When I asked about particularly hard parts of porting to object storage, I got three specifics. Two of them sounded like challenges around having less detailed control, specifically in the area of consistency model and capacity planning. The third I frankly didn’t understand,* which was the semantics of move operations, relating to the fact that they were constant time in HDFS, but linear in size on object stores.

*It’s rarely obvious to me why something is o(1) until it is explained to me.

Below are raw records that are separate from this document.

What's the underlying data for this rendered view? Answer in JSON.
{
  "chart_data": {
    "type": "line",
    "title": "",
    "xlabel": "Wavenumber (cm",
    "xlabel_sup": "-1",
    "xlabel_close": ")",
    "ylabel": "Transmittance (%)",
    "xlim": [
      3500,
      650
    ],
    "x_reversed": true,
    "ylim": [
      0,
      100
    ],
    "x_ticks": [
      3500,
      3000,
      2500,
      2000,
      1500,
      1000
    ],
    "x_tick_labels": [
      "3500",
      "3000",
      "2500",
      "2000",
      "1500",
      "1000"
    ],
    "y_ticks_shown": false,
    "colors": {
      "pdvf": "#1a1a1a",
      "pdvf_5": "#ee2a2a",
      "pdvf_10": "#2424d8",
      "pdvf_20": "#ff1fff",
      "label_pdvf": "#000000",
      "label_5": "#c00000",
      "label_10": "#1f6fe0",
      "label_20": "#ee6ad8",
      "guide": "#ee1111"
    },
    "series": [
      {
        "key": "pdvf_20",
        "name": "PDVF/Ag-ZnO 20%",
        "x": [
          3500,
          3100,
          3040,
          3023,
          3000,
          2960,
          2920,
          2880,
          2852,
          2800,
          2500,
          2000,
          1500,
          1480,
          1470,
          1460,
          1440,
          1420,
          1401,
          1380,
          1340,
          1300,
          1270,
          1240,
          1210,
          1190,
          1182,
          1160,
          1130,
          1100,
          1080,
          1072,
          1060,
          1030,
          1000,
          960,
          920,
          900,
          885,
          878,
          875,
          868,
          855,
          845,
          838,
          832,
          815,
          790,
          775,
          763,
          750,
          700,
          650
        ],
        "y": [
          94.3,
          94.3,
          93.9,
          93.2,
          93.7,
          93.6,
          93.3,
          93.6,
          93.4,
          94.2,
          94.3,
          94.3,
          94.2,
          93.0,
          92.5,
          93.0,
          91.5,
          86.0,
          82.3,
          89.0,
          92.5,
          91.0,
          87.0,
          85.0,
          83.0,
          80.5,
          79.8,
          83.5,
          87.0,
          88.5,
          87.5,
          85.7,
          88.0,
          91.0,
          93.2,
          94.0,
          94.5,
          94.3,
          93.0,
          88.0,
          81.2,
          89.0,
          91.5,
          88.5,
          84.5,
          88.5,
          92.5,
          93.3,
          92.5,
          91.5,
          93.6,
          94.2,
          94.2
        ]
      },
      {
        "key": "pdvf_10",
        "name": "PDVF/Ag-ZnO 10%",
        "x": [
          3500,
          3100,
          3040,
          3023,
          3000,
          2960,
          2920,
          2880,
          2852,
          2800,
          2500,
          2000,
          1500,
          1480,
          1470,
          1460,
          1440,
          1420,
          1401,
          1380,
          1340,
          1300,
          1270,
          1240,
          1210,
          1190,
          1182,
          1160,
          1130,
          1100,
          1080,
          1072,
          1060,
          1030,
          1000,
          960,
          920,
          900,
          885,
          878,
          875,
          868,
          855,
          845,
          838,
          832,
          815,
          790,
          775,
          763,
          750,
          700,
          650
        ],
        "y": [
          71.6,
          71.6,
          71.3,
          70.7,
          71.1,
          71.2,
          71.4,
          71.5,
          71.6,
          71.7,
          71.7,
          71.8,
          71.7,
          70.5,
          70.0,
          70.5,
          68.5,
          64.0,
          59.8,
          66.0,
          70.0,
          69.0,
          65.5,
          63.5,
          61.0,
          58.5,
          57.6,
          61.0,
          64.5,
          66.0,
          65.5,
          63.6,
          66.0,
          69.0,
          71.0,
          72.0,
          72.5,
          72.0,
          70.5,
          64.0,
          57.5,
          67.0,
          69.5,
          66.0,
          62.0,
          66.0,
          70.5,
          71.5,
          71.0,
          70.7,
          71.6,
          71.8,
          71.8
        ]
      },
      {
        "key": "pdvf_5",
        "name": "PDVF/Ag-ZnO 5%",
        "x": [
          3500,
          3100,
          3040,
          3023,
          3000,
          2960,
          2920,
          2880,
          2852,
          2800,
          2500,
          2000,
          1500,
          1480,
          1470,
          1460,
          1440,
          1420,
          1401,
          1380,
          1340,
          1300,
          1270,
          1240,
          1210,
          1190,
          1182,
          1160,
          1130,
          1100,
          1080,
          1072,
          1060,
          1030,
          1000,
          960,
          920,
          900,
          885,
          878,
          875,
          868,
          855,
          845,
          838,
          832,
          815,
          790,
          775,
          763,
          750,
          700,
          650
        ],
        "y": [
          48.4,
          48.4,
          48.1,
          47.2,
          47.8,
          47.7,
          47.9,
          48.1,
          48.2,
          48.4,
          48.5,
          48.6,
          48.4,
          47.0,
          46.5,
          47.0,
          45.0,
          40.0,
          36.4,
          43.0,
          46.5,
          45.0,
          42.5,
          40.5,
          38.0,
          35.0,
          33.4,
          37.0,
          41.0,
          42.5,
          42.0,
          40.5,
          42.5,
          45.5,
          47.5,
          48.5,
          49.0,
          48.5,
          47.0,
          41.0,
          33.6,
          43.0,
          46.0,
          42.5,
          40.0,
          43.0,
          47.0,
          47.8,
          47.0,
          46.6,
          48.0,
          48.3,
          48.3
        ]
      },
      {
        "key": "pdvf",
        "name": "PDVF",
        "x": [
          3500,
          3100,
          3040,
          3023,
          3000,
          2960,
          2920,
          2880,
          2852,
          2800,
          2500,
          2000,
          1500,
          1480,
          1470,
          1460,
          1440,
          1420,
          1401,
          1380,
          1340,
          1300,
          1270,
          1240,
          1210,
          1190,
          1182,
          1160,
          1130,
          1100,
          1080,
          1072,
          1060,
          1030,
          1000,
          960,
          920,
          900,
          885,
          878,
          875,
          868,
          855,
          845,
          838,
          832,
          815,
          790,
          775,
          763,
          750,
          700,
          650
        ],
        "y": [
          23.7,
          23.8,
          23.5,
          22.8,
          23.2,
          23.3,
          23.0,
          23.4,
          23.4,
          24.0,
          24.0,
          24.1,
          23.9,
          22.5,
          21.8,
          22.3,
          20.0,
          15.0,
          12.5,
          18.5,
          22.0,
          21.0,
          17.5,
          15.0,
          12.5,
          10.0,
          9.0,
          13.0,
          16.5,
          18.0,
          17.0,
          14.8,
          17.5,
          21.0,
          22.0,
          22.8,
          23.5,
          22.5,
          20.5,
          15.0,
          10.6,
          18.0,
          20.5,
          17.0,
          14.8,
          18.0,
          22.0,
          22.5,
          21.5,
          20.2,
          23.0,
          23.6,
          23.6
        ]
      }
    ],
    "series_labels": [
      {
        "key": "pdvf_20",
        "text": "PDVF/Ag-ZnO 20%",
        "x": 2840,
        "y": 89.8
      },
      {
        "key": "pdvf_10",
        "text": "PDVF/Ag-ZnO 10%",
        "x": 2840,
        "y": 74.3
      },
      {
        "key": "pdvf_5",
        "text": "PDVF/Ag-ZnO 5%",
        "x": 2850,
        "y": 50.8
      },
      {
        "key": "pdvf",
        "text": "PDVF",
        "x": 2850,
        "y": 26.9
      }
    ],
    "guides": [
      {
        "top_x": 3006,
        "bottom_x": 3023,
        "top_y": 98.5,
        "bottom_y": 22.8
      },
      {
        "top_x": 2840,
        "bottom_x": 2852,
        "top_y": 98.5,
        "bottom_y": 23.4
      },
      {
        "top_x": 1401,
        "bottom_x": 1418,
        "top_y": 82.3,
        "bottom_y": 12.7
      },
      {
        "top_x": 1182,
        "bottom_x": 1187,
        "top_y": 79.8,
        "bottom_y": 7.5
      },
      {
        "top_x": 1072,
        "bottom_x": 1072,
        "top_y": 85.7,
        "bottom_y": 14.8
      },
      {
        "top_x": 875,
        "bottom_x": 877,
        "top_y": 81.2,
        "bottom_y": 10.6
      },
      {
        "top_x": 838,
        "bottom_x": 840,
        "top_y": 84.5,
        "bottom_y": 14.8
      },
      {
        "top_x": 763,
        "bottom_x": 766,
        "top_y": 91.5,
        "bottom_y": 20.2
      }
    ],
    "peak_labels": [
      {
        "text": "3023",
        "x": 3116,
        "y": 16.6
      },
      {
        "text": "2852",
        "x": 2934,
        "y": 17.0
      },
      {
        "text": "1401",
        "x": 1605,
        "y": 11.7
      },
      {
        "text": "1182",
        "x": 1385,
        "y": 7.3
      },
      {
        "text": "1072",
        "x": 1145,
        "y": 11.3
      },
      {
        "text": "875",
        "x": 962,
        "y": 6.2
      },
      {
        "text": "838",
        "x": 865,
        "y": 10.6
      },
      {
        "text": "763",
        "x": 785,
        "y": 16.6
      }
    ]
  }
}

Naturally, we talked about competition, differentiation, adoption and all that stuff. Highlights included:

In general, Cloudera’s three big marketing messages these days can be summarized as “Fast”, “Easy”, and “Secure”.
Notwithstanding the differences as to which parts of the Cloudera stack run on premises, on Amazon AWS, on Microsoft Azure or on Google GCP, Cloudera thinks it’s important that its offering is the “same” on all platforms, which allows “hybrid” deployment.
In general, Cloudera still sees Hortonworks as a much bigger competitor than MapR or IBM.
Cloudera fondly believes that Cloudera Manager is a significant competitive advantage vs. Ambari. (This would presumably be part of the “Easy” claim.)
In particular, Cloudera asserts it has better troubleshooting/monitoring than the cloud alternatives do, because of superior drilldown into details.
Cloudera’s big competitor on the Amazon platform is Elastic MapReduce (EMR). Cloudera points out that EMR lacks various capabilities that are in the Cloudera stack. Of course, versions of these capabilities are sometimes found in other Amazon offerings, such as Redshift.
Cloudera’s big competitor on Azure is HDInsight. Cloudera sells against that via:
- General Cloudera vs. Hortonworks distinctions.
- “Hybrid”/portability.

Cloudera also offered a distinction among three types of workload:

ETL (Extract/Transform/Load) and “modeling” (by which Cloudera seems to mean predictive modeling).
- Cloudera pitches this as batch work.
- Cloudera tries to deposition competitors as being good mainly at these kinds of jobs.
- This can be reasonably said to be the original sweet spot of Hadoop and MapReduce — which fits with Cloudera’s attempt to portray competitors as technical laggards.
- Cloudera observes that these workloads tend to call for “transient” jobs. Lazier marketers might trot out the word “elasticity”.
BI (Business Intelligence) and “analytics”, by which Cloudera seems to mainly mean Impala and Spark.
“Application delivery”, by which Cloudera means operational stuff that can’t be allowed to go down. Presumably, this is a rough match to what I — and by now a lot of other folks as well — call short-request processing.

While I don’t agree with terminology that says modeling is not analytics, the basic distinction being drawn here make considerable sense.